Tackling health disparities through social innovation: a multi-stakeholder coalition for inclusive health in Brent, London

Lead Research Organisation: University College London
Department Name: Epidemiology and Public Health


People living in the London Borough of Brent face a number of challenges, including poverty - with one in three households in Brent being classed as poor. However, this poverty is not distributed evenly across the borough, with two wards in particular - Stonebridge and Harlesden - having the highest rates of unemployment and low household incomes, as well as crime. These two wards also have the highest black population in the borough. There is also historical mistrust of police and government services in the borough, particularly in these two wards. Similarly, health patterns across the borough reflect the divisions between the more deprived areas, where life expectancy is almost 12 years less for men and 9 years lower for women compared to the least deprived. Rates of childhood obesity are higher in the most deprived areas, and a quarter of children in Year 6 in Brent are considered obese. More than half of Brent households have limited access to green spaces. There are also high rates of heart disease and diabetes, particularly among people from black and other ethnic backgrounds. Brent also experienced some of the highest Covid-19 death rates in England but has one of the lowest vaccination rates. Residents themselves have highlighted a number of issues around health and wellbeing including inadequate housing; poor nutrition and lack of healthy food options in cafes and restaurants; a lack of safe green spaces for fitness, and few other areas for socialisation such as youth clubs; high crime rates and anti-social behaviour; domestic violence; lack of support for mental health issues; difficulties in accessing health (in particular GPs) and other services, and, digital exclusion particularly for older age groups.
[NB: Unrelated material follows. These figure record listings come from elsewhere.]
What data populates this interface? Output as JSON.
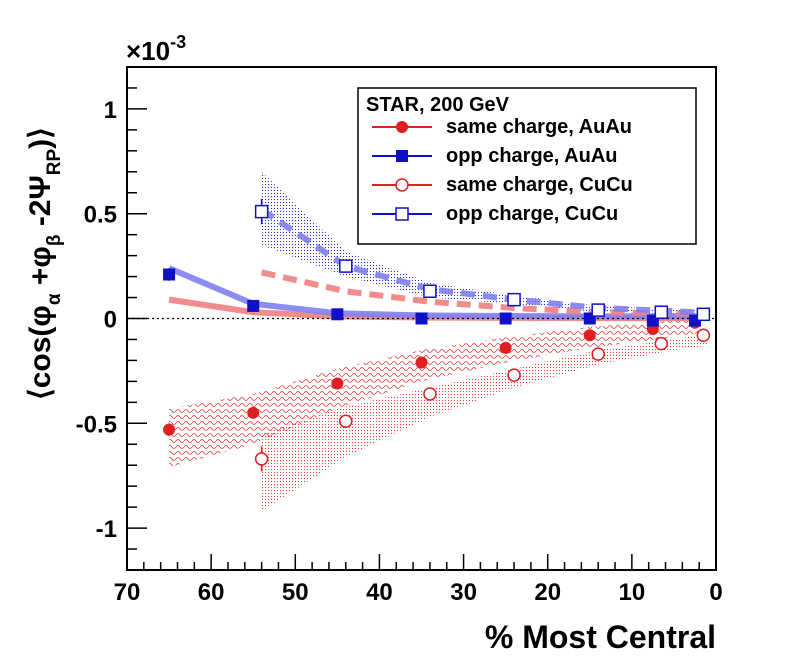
{
  "chart_data": {
    "type": "scatter",
    "xlabel": "% Most Central",
    "ylabel": "⟨cos(φα +φβ -2ΨRP)⟩",
    "ylabel_parts": {
      "open": "⟨cos(φ",
      "a": "α",
      "plus": " +φ",
      "b": "β",
      "mid": " -2Ψ",
      "rp": "RP",
      "close": ")⟩"
    },
    "exponent": "×10",
    "exponent_power": "-3",
    "x_axis": {
      "range": [
        70,
        0
      ],
      "ticks": [
        "70",
        "60",
        "50",
        "40",
        "30",
        "20",
        "10",
        "0"
      ],
      "tick_values": [
        70,
        60,
        50,
        40,
        30,
        20,
        10,
        0
      ]
    },
    "y_axis": {
      "range": [
        -1.2,
        1.2
      ],
      "ticks": [
        "-1",
        "-0.5",
        "0",
        "0.5",
        "1"
      ],
      "tick_values": [
        -1,
        -0.5,
        0,
        0.5,
        1
      ],
      "units": "1e-3"
    },
    "legend": {
      "title": "STAR,  200 GeV",
      "placement": "top-right",
      "entries": [
        {
          "label": "same charge, AuAu",
          "color": "#e02020",
          "marker": "filled-circle"
        },
        {
          "label": "opp charge, AuAu",
          "color": "#1010c8",
          "marker": "filled-square"
        },
        {
          "label": "same charge, CuCu",
          "color": "#e02020",
          "marker": "open-circle"
        },
        {
          "label": "opp charge, CuCu",
          "color": "#1010c8",
          "marker": "open-square"
        }
      ]
    },
    "series": [
      {
        "name": "same charge, AuAu",
        "color": "#e02020",
        "marker": "filled-circle",
        "x": [
          65,
          55,
          45,
          35,
          25,
          15,
          7.5,
          2.5
        ],
        "y": [
          -0.53,
          -0.45,
          -0.31,
          -0.21,
          -0.14,
          -0.08,
          -0.05,
          -0.02
        ],
        "err": [
          0.03,
          0.02,
          0.015,
          0.012,
          0.01,
          0.01,
          0.01,
          0.01
        ]
      },
      {
        "name": "opp charge, AuAu",
        "color": "#1010c8",
        "marker": "filled-square",
        "x": [
          65,
          55,
          45,
          35,
          25,
          15,
          7.5,
          2.5
        ],
        "y": [
          0.21,
          0.06,
          0.02,
          0.0,
          0.0,
          0.0,
          -0.01,
          -0.01
        ],
        "err": [
          0.03,
          0.015,
          0.01,
          0.01,
          0.01,
          0.01,
          0.01,
          0.01
        ]
      },
      {
        "name": "same charge, CuCu",
        "color": "#e02020",
        "marker": "open-circle",
        "x": [
          54,
          44,
          34,
          24,
          14,
          6.5,
          1.5
        ],
        "y": [
          -0.67,
          -0.49,
          -0.36,
          -0.27,
          -0.17,
          -0.12,
          -0.08
        ],
        "err": [
          0.06,
          0.03,
          0.02,
          0.02,
          0.015,
          0.01,
          0.01
        ]
      },
      {
        "name": "opp charge, CuCu",
        "color": "#1010c8",
        "marker": "open-square",
        "x": [
          54,
          44,
          34,
          24,
          14,
          6.5,
          1.5
        ],
        "y": [
          0.51,
          0.25,
          0.13,
          0.09,
          0.04,
          0.03,
          0.02
        ],
        "err": [
          0.06,
          0.02,
          0.02,
          0.015,
          0.01,
          0.01,
          0.01
        ]
      }
    ],
    "model_curves": [
      {
        "name": "AuAu same charge band",
        "color": "#f08080",
        "style": "solid",
        "x": [
          65,
          55,
          45,
          35,
          25,
          15,
          5,
          2
        ],
        "y": [
          0.09,
          0.03,
          0.01,
          0.005,
          0.003,
          0.002,
          0.001,
          0.001
        ]
      },
      {
        "name": "AuAu opp charge band",
        "color": "#8080f0",
        "style": "solid",
        "x": [
          65,
          55,
          45,
          35,
          25,
          15,
          5,
          2
        ],
        "y": [
          0.24,
          0.07,
          0.025,
          0.015,
          0.012,
          0.01,
          0.01,
          0.01
        ]
      },
      {
        "name": "CuCu same charge band",
        "color": "#f08080",
        "style": "dashed",
        "x": [
          54,
          44,
          34,
          24,
          14,
          5,
          1
        ],
        "y": [
          0.22,
          0.13,
          0.08,
          0.05,
          0.03,
          0.025,
          0.02
        ]
      },
      {
        "name": "CuCu opp charge band",
        "color": "#8080f0",
        "style": "dashed",
        "x": [
          54,
          44,
          34,
          24,
          14,
          5,
          1
        ],
        "y": [
          0.52,
          0.25,
          0.14,
          0.09,
          0.05,
          0.035,
          0.025
        ]
      }
    ],
    "error_bands": [
      {
        "name": "AuAu same charge systematic",
        "color": "#e02020",
        "pattern": "wavy",
        "x": [
          65,
          55,
          45,
          35,
          25,
          15,
          5,
          2
        ],
        "low": [
          -0.71,
          -0.6,
          -0.43,
          -0.3,
          -0.21,
          -0.14,
          -0.09,
          -0.07
        ],
        "high": [
          -0.43,
          -0.36,
          -0.24,
          -0.15,
          -0.09,
          -0.04,
          -0.01,
          0.0
        ]
      },
      {
        "name": "CuCu same charge systematic",
        "color": "#e02020",
        "pattern": "dots",
        "x": [
          54,
          44,
          34,
          24,
          14,
          5,
          1
        ],
        "low": [
          -0.92,
          -0.66,
          -0.47,
          -0.33,
          -0.22,
          -0.15,
          -0.13
        ],
        "high": [
          -0.55,
          -0.42,
          -0.33,
          -0.24,
          -0.15,
          -0.1,
          -0.07
        ]
      },
      {
        "name": "CuCu opp charge systematic",
        "color": "#1010c8",
        "pattern": "dots",
        "x": [
          54,
          44,
          34,
          24,
          14,
          5,
          1
        ],
        "low": [
          0.35,
          0.2,
          0.1,
          0.07,
          0.03,
          0.02,
          0.01
        ],
        "high": [
          0.7,
          0.32,
          0.17,
          0.11,
          0.06,
          0.045,
          0.035
        ]
      }
    ],
    "zero_line": {
      "style": "dotted",
      "y": 0
    }
  }
}
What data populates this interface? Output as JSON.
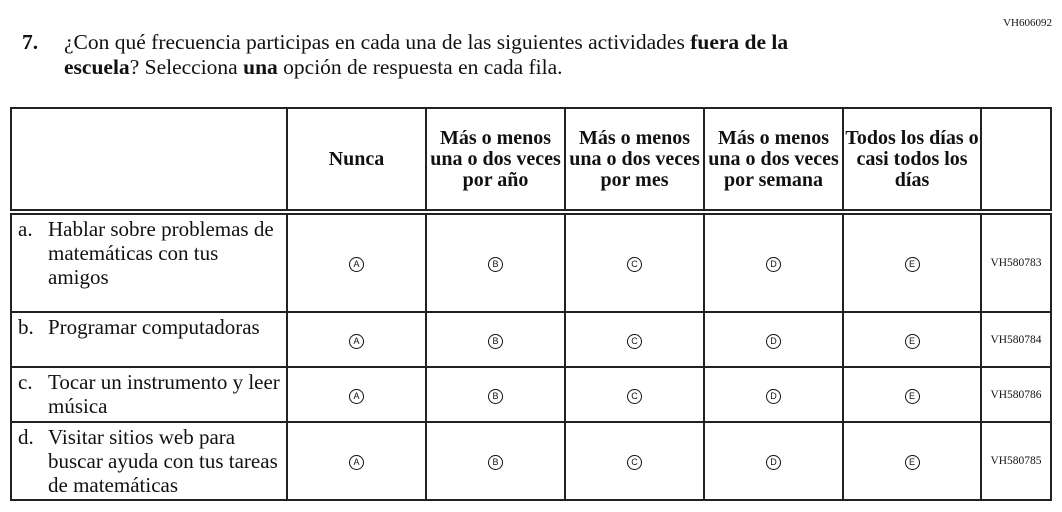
{
  "item_code": "VH606092",
  "question": {
    "number": "7.",
    "text_1": "¿Con qué frecuencia participas en cada una de las siguientes actividades ",
    "bold_1": "fuera de la",
    "bold_2": "escuela",
    "text_2": "? Selecciona ",
    "bold_3": "una",
    "text_3": " opción de respuesta en cada fila."
  },
  "columns": [
    "Nunca",
    "Más o menos una o dos veces por año",
    "Más o menos una o dos veces por mes",
    "Más o menos una o dos veces por semana",
    "Todos los días o casi todos los días"
  ],
  "options": [
    "A",
    "B",
    "C",
    "D",
    "E"
  ],
  "rows": [
    {
      "letter": "a.",
      "text": "Hablar sobre problemas de matemáticas con tus amigos",
      "id": "VH580783"
    },
    {
      "letter": "b.",
      "text": "Programar computadoras",
      "id": "VH580784"
    },
    {
      "letter": "c.",
      "text": "Tocar un instrumento y leer música",
      "id": "VH580786"
    },
    {
      "letter": "d.",
      "text": "Visitar sitios web para buscar ayuda con tus tareas de matemáticas",
      "id": "VH580785"
    }
  ]
}
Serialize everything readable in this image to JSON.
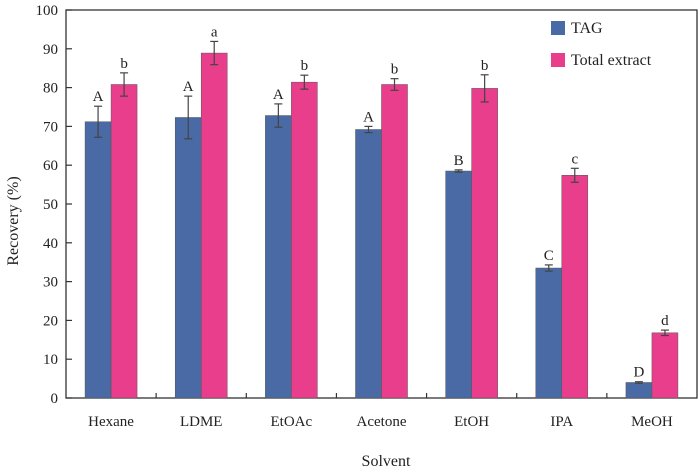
{
  "chart_data": {
    "type": "bar",
    "xlabel": "Solvent",
    "ylabel": "Recovery (%)",
    "ylim": [
      0,
      100
    ],
    "yticks": [
      0,
      10,
      20,
      30,
      40,
      50,
      60,
      70,
      80,
      90,
      100
    ],
    "categories": [
      "Hexane",
      "LDME",
      "EtOAc",
      "Acetone",
      "EtOH",
      "IPA",
      "MeOH"
    ],
    "legend_position": "top-right",
    "grid": false,
    "series": [
      {
        "name": "TAG",
        "color": "#4a6aa5",
        "values": [
          71.2,
          72.3,
          72.8,
          69.2,
          58.5,
          33.5,
          4.0
        ],
        "errors": [
          4.0,
          5.5,
          3.0,
          0.8,
          0.3,
          0.8,
          0.2
        ],
        "labels": [
          "A",
          "A",
          "A",
          "A",
          "B",
          "C",
          "D"
        ]
      },
      {
        "name": "Total extract",
        "color": "#e83e8c",
        "values": [
          80.8,
          88.9,
          81.4,
          80.8,
          79.8,
          57.4,
          16.8
        ],
        "errors": [
          3.0,
          3.0,
          1.8,
          1.5,
          3.5,
          1.8,
          0.7
        ],
        "labels": [
          "b",
          "a",
          "b",
          "b",
          "b",
          "c",
          "d"
        ]
      }
    ]
  }
}
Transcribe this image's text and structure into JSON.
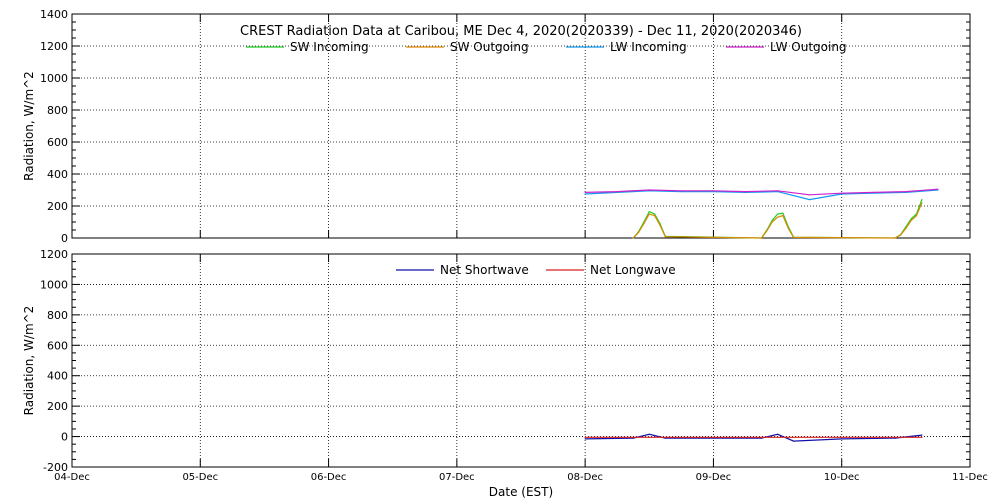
{
  "chart_data": [
    {
      "type": "line",
      "title": "CREST Radiation Data at Caribou, ME   Dec  4, 2020(2020339) - Dec 11, 2020(2020346)",
      "xlabel": "",
      "ylabel": "Radiation, W/m^2",
      "xlim": [
        "2020-12-04",
        "2020-12-11"
      ],
      "ylim": [
        0,
        1400
      ],
      "yticks": [
        0,
        200,
        400,
        600,
        800,
        1000,
        1200,
        1400
      ],
      "grid": true,
      "legend_position": "top-center",
      "series": [
        {
          "name": "SW Incoming",
          "color": "#22cc22",
          "x": [
            "2020-12-08 09:00",
            "2020-12-08 10:00",
            "2020-12-08 11:00",
            "2020-12-08 12:00",
            "2020-12-08 13:00",
            "2020-12-08 14:00",
            "2020-12-08 15:00",
            "2020-12-09 09:00",
            "2020-12-09 10:00",
            "2020-12-09 11:00",
            "2020-12-09 12:00",
            "2020-12-09 13:00",
            "2020-12-09 14:00",
            "2020-12-09 15:00",
            "2020-12-10 10:00",
            "2020-12-10 11:00",
            "2020-12-10 12:00",
            "2020-12-10 13:00",
            "2020-12-10 14:00",
            "2020-12-10 15:00"
          ],
          "y": [
            0,
            40,
            100,
            165,
            150,
            90,
            10,
            0,
            50,
            110,
            150,
            155,
            70,
            5,
            0,
            20,
            70,
            120,
            150,
            240
          ]
        },
        {
          "name": "SW Outgoing",
          "color": "#dd8800",
          "x": [
            "2020-12-08 09:00",
            "2020-12-08 10:00",
            "2020-12-08 11:00",
            "2020-12-08 12:00",
            "2020-12-08 13:00",
            "2020-12-08 14:00",
            "2020-12-08 15:00",
            "2020-12-09 09:00",
            "2020-12-09 10:00",
            "2020-12-09 11:00",
            "2020-12-09 12:00",
            "2020-12-09 13:00",
            "2020-12-09 14:00",
            "2020-12-09 15:00",
            "2020-12-10 10:00",
            "2020-12-10 11:00",
            "2020-12-10 12:00",
            "2020-12-10 13:00",
            "2020-12-10 14:00",
            "2020-12-10 15:00"
          ],
          "y": [
            0,
            35,
            90,
            150,
            140,
            80,
            8,
            0,
            45,
            100,
            130,
            140,
            60,
            4,
            0,
            18,
            60,
            110,
            140,
            220
          ]
        },
        {
          "name": "LW Incoming",
          "color": "#1199ee",
          "x": [
            "2020-12-08 00:00",
            "2020-12-08 06:00",
            "2020-12-08 12:00",
            "2020-12-08 18:00",
            "2020-12-09 00:00",
            "2020-12-09 06:00",
            "2020-12-09 12:00",
            "2020-12-09 18:00",
            "2020-12-10 00:00",
            "2020-12-10 06:00",
            "2020-12-10 12:00",
            "2020-12-10 18:00"
          ],
          "y": [
            275,
            285,
            295,
            290,
            290,
            285,
            290,
            240,
            275,
            280,
            285,
            300
          ]
        },
        {
          "name": "LW Outgoing",
          "color": "#cc22cc",
          "x": [
            "2020-12-08 00:00",
            "2020-12-08 06:00",
            "2020-12-08 12:00",
            "2020-12-08 18:00",
            "2020-12-09 00:00",
            "2020-12-09 06:00",
            "2020-12-09 12:00",
            "2020-12-09 18:00",
            "2020-12-10 00:00",
            "2020-12-10 06:00",
            "2020-12-10 12:00",
            "2020-12-10 18:00"
          ],
          "y": [
            285,
            290,
            300,
            295,
            295,
            290,
            295,
            270,
            280,
            285,
            290,
            305
          ]
        }
      ]
    },
    {
      "type": "line",
      "title": "",
      "xlabel": "Date (EST)",
      "ylabel": "Radiation, W/m^2",
      "xlim": [
        "2020-12-04",
        "2020-12-11"
      ],
      "ylim": [
        -200,
        1200
      ],
      "yticks": [
        -200,
        0,
        200,
        400,
        600,
        800,
        1000,
        1200
      ],
      "xticks": [
        "04-Dec",
        "05-Dec",
        "06-Dec",
        "07-Dec",
        "08-Dec",
        "09-Dec",
        "10-Dec",
        "11-Dec"
      ],
      "grid": true,
      "legend_position": "top-center",
      "series": [
        {
          "name": "Net Shortwave",
          "color": "#1111aa",
          "x": [
            "2020-12-08 00:00",
            "2020-12-08 09:00",
            "2020-12-08 12:00",
            "2020-12-08 15:00",
            "2020-12-09 00:00",
            "2020-12-09 09:00",
            "2020-12-09 12:00",
            "2020-12-09 15:00",
            "2020-12-10 00:00",
            "2020-12-10 10:00",
            "2020-12-10 15:00"
          ],
          "y": [
            -15,
            -10,
            15,
            -10,
            -10,
            -10,
            15,
            -30,
            -15,
            -10,
            10
          ]
        },
        {
          "name": "Net Longwave",
          "color": "#dd2222",
          "x": [
            "2020-12-08 00:00",
            "2020-12-08 12:00",
            "2020-12-09 00:00",
            "2020-12-09 12:00",
            "2020-12-10 00:00",
            "2020-12-10 12:00",
            "2020-12-10 15:00"
          ],
          "y": [
            -5,
            -5,
            -5,
            -5,
            -5,
            -5,
            -5
          ]
        }
      ]
    }
  ]
}
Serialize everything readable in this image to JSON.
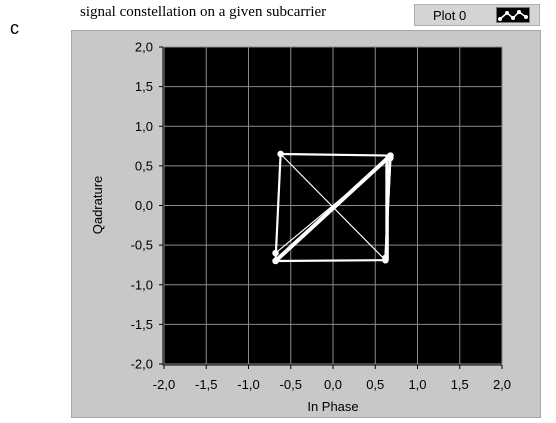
{
  "panel_label": "c",
  "legend": {
    "label": "Plot 0",
    "icon": "plot-line-icon"
  },
  "chart_data": {
    "type": "scatter",
    "title": "signal constellation on a given subcarrier",
    "xlabel": "In Phase",
    "ylabel": "Qadrature",
    "xlim": [
      -2.0,
      2.0
    ],
    "ylim": [
      -2.0,
      2.0
    ],
    "x_ticks": [
      "-2,0",
      "-1,5",
      "-1,0",
      "-0,5",
      "0,0",
      "0,5",
      "1,0",
      "1,5",
      "2,0"
    ],
    "y_ticks": [
      "2,0",
      "1,5",
      "1,0",
      "0,5",
      "0,0",
      "-0,5",
      "-1,0",
      "-1,5",
      "-2,0"
    ],
    "grid": true,
    "background": "#000000",
    "trace_color": "#ffffff",
    "series": [
      {
        "name": "Plot 0",
        "x": [
          -0.62,
          0.68,
          -0.68,
          0.68,
          0.62,
          -0.62,
          -0.68,
          0.62,
          0.62,
          0.68,
          -0.68
        ],
        "y": [
          0.65,
          0.63,
          -0.7,
          0.63,
          -0.69,
          0.65,
          -0.7,
          -0.69,
          -0.66,
          0.6,
          -0.6
        ]
      }
    ]
  }
}
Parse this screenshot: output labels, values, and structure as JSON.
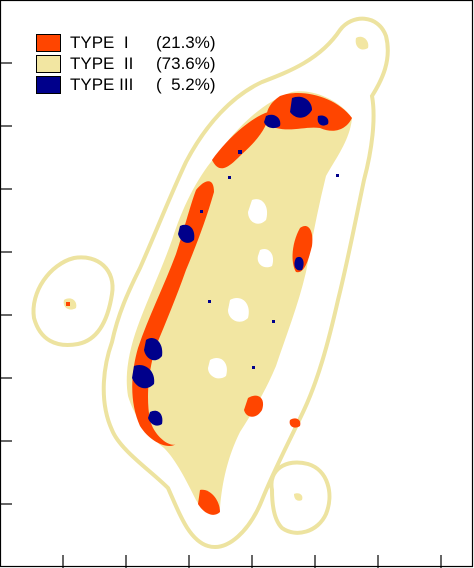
{
  "colors": {
    "type_i": "#FF4500",
    "type_ii": "#F2E6A2",
    "type_iii": "#00008B",
    "buffer": "#EDE3A0",
    "frame": "#000000"
  },
  "legend": [
    {
      "name": "TYPE  I",
      "pct": "(21.3%)",
      "color": "#FF4500"
    },
    {
      "name": "TYPE  II",
      "pct": "(73.6%)",
      "color": "#F2E6A2"
    },
    {
      "name": "TYPE III",
      "pct": "(  5.2%)",
      "color": "#00008B"
    }
  ]
}
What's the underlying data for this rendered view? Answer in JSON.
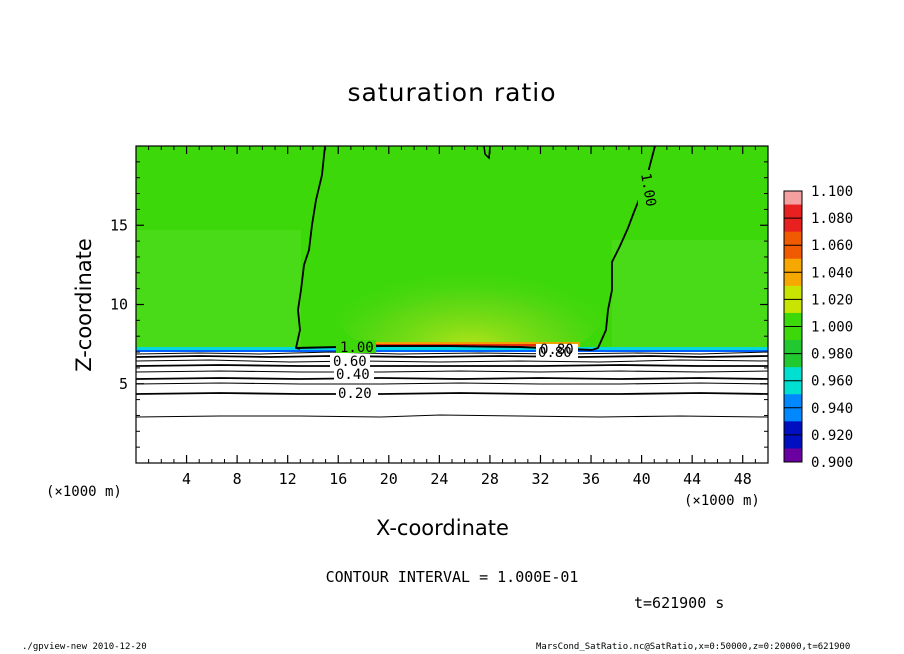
{
  "chart_data": {
    "type": "heatmap",
    "title": "saturation ratio",
    "xlabel": "X-coordinate",
    "ylabel": "Z-coordinate",
    "x_unit": "(×1000 m)",
    "y_unit": "(×1000 m)",
    "xlim": [
      0,
      50
    ],
    "ylim": [
      0,
      20
    ],
    "x_ticks": [
      4,
      8,
      12,
      16,
      20,
      24,
      28,
      32,
      36,
      40,
      44,
      48
    ],
    "y_ticks": [
      5,
      10,
      15
    ],
    "colorbar": {
      "levels": [
        "1.100",
        "1.080",
        "1.060",
        "1.040",
        "1.020",
        "1.000",
        "0.980",
        "0.960",
        "0.940",
        "0.920",
        "0.900"
      ],
      "colors": [
        "#f4a0a0",
        "#e82020",
        "#f05a00",
        "#f7a800",
        "#c8e400",
        "#3cd80a",
        "#22c830",
        "#00e0d0",
        "#0088ff",
        "#0010c0",
        "#6a00a0"
      ]
    },
    "contour_labels": [
      "1.00",
      "1.00",
      "0.80",
      "0.80",
      "0.60",
      "0.40",
      "0.20"
    ],
    "contour_interval": "CONTOUR INTERVAL = 1.000E-01"
  },
  "annotations": {
    "time": "t=621900 s",
    "footer_left": "./gpview-new  2010-12-20",
    "footer_right": "MarsCond_SatRatio.nc@SatRatio,x=0:50000,z=0:20000,t=621900"
  }
}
Brent Council was awarded central government funding to address these challenges and set up 'Brent Health Matters' (BHM), who work along with NHS partners and community groups. Their initial focus was on increasing vaccine uptake, but this has shifted to addressing wider health inequalities in the borough (including diabetes and mental health issues). Our proposed research will build on initial work between the partners to explore an innovative community-based intervention to tackle health disparities in Brent. In this phase, we want to examine how physical, knowledge and institutional assets in a community can be harnessed and deployed to address health disparities. These disparities can be described as 'syndemic', which refers to biological and social interactions which increase a person's susceptibility to harm or worsen their health outcomes.
Our consortium will use the London borough of Brent as a case study for place-based learning, examining the BHM programme as an instance of social innovation in response to health disparities. Fostering collaboration among multiple agencies - a key feature in social innovations - BHM is at the forefront of developing and deploying solutions to systemic health challenges in Brent. Among others, this research will examine whether and how this innovation is resulting in the inclusion and agency of different actors in responding to health disparities and broader societal challenges in the borough. Policies, spaces and interactions will be key in our analyses.
We will undertake participatory action research (PAR) to identify community assets in Brent and map their potential to improve health. We will then work with partners to produce a framework for co-designing inclusive community-led interventions that will utilise these assets to improve health and wellbeing. This will give us the opportunity to explore different collaborative models and policy levers for integrating knowledge co-production, before forming a consortium to deliver and measure co-designed social innovation interventions to address identified health disparities using the syndemic approach.